What is share vesting and should it be in my shareholder agreement?
Share vesting is a mechanism where a shareholder earns their full ownership over time or upon hitting certain milestones, rather than receiving all shares outright on day one. If a vested shareholder leaves before completing the vesting schedule, the unvested portion of their shares is forfeited or purchased back at a nominal price.
For Ontario startups and closely held businesses where co-founders are contributing their time and effort, vesting protects the remaining founders from a situation where one person leaves early but walks away with a full stake. Without vesting, a co-founder who exits six months in might keep the same percentage as someone who stayed for years.
Vesting schedules are negotiated and set out in the shareholder agreement (or in a separate founders' agreement referenced by it). A common structure is a one-year cliff — no shares vest until the first anniversary — followed by monthly vesting over the next few years, though the specifics vary widely.
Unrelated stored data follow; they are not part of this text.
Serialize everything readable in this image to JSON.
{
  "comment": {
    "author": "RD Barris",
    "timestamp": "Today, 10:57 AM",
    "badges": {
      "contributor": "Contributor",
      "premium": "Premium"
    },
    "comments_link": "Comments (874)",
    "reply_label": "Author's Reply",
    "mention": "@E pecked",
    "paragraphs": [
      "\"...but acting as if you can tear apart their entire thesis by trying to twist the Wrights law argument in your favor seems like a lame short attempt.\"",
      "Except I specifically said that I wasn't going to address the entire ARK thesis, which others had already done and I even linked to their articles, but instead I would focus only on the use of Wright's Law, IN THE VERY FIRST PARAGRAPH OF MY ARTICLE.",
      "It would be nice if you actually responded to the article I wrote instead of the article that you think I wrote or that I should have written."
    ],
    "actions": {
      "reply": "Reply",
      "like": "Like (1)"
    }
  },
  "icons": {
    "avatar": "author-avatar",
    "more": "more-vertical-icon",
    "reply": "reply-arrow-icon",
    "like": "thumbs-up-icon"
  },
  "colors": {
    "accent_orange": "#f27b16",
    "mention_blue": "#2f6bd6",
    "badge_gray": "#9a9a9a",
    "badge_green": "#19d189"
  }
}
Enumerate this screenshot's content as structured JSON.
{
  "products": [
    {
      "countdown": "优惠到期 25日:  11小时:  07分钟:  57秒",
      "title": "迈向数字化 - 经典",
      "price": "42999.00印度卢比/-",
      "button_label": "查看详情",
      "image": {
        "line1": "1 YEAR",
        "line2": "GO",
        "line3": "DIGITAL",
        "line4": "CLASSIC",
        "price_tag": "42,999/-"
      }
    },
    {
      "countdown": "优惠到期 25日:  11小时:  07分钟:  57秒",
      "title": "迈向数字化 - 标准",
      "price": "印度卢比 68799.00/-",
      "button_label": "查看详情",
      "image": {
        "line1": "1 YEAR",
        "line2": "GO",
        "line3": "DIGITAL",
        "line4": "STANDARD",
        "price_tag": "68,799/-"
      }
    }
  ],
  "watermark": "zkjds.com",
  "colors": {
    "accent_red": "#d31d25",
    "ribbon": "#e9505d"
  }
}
For Ontario corporations, share repurchase mechanics must also comply with the Ontario Business Corporations Act's rules on share redemptions and solvency. A corporate lawyer can help structure a vesting arrangement that achieves your goals while meeting these requirements.
Key takeaways
- Vesting ties share ownership to time served or milestones reached.
- It protects remaining founders if a co-founder exits early.
- Vesting schedules are negotiated; a cliff followed by gradual vesting is common.
- Share repurchase mechanics must comply with OBCA solvency rules.